1:56 | There are several, they are interconnected, and they are at different levels that you can try to decipher them both from the patient level, structural system level, provider level. I mean, there are just a slew of barriers that contribute to the problem that we have. To boil it down to, let's say 1 big thing, I would say it is education, and this is education that is at the patient level, right? And where is that problem stemming from? From the issues of deep mistrust that has gone on for generations that then impacts them getting the right information, more updated information, because they just mistrust the system. It comes from somewhere, right? It's from our history. And this all goes to the same thing with the provider level, right? They are not educated on many things, like the cultural sensitivities you need to have, the implicit biases that they have, that they may not be aware they have, not even just a lack of awareness. So, that education umbrella can hit at several levels that all contribute, and there are others as well, obviously.

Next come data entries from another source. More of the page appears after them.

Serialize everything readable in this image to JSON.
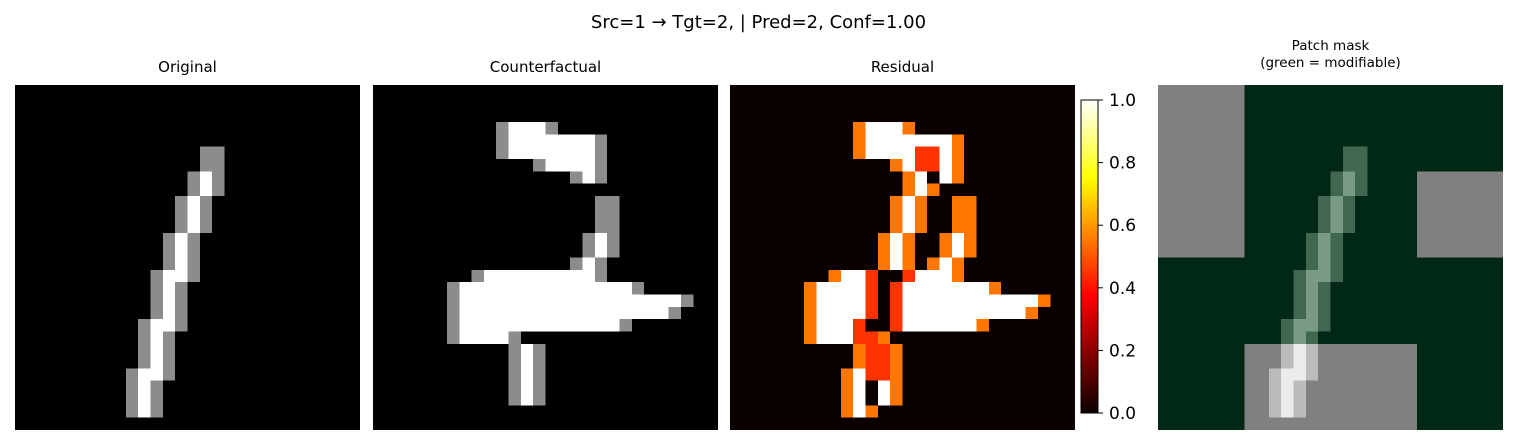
{
  "suptitle": "Src=1 → Tgt=2, | Pred=2, Conf=1.00",
  "panels": {
    "original": {
      "title": "Original"
    },
    "counterfactual": {
      "title": "Counterfactual"
    },
    "residual": {
      "title": "Residual"
    },
    "mask": {
      "title_line1": "Patch mask",
      "title_line2": "(green = modifiable)"
    }
  },
  "chart_data": [
    {
      "type": "heatmap",
      "title": "Original",
      "colormap": "gray",
      "grid": false,
      "note": "28x28 grayscale digit image (digit 1), rows 0-27 top to bottom",
      "strokes_rows": [
        [
          5,
          15,
          16
        ],
        [
          6,
          15,
          16
        ],
        [
          7,
          14,
          16
        ],
        [
          8,
          14,
          16
        ],
        [
          9,
          13,
          15
        ],
        [
          10,
          13,
          15
        ],
        [
          11,
          13,
          15
        ],
        [
          12,
          12,
          14
        ],
        [
          13,
          12,
          14
        ],
        [
          14,
          12,
          14
        ],
        [
          15,
          11,
          14
        ],
        [
          16,
          11,
          13
        ],
        [
          17,
          11,
          13
        ],
        [
          18,
          11,
          13
        ],
        [
          19,
          10,
          13
        ],
        [
          20,
          10,
          12
        ],
        [
          21,
          10,
          12
        ],
        [
          22,
          10,
          12
        ],
        [
          23,
          9,
          12
        ],
        [
          24,
          9,
          11
        ],
        [
          25,
          9,
          11
        ],
        [
          26,
          9,
          11
        ]
      ]
    },
    {
      "type": "heatmap",
      "title": "Counterfactual",
      "colormap": "gray",
      "grid": false,
      "note": "28x28 grayscale counterfactual image (digit 2)",
      "strokes_rows": [
        [
          3,
          10,
          14
        ],
        [
          4,
          10,
          18
        ],
        [
          5,
          10,
          18
        ],
        [
          6,
          13,
          18
        ],
        [
          7,
          16,
          18
        ],
        [
          9,
          18,
          19
        ],
        [
          10,
          18,
          19
        ],
        [
          11,
          18,
          19
        ],
        [
          12,
          17,
          19
        ],
        [
          13,
          17,
          19
        ],
        [
          14,
          16,
          18
        ],
        [
          15,
          8,
          18
        ],
        [
          16,
          6,
          21
        ],
        [
          17,
          6,
          25
        ],
        [
          18,
          6,
          24
        ],
        [
          19,
          6,
          20
        ],
        [
          20,
          6,
          11
        ],
        [
          21,
          11,
          13
        ],
        [
          22,
          11,
          13
        ],
        [
          23,
          11,
          13
        ],
        [
          24,
          11,
          13
        ],
        [
          25,
          11,
          13
        ]
      ]
    },
    {
      "type": "heatmap",
      "title": "Residual",
      "colormap": "hot",
      "grid": false,
      "colorbar": {
        "min": 0.0,
        "max": 1.0,
        "ticks": [
          "0.0",
          "0.2",
          "0.4",
          "0.6",
          "0.8",
          "1.0"
        ]
      },
      "note": "absolute difference between counterfactual and original"
    },
    {
      "type": "heatmap",
      "title": "Patch mask\n(green = modifiable)",
      "note": "4x4 patch grid (7x7 pixels each); gray = fixed patches, green = modifiable",
      "patch_grid": [
        [
          0,
          1,
          1,
          1
        ],
        [
          0,
          1,
          1,
          0
        ],
        [
          1,
          1,
          1,
          1
        ],
        [
          1,
          0,
          0,
          1
        ]
      ],
      "colors": {
        "modifiable": "#002814",
        "fixed": "#808080"
      }
    }
  ]
}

3:18 | Yeah, I completely agree with Dr. Omene on the education piece. I think, in my mind, the main problem is that not every patient who walks into the door of every hospital, no matter where that hospital is, is hearing about clinical trials that might be available to them. I think that if that happens, the messaging around clinical trials would change as a first line opportunity to get new, potentially life saving treatment before it's available to everyone. It stops becoming kind of a last resort, and starts becoming more first resort and an opportunity, rather than a later down the line, kind of last ditch effort, which I think a lot of people view it as, and then, like Dr. Omene was saying, if every provider talked about it and every and every patient heard about it, then it would take away some of those provider biases, or like patient education, like patient selection kind of problems that we have.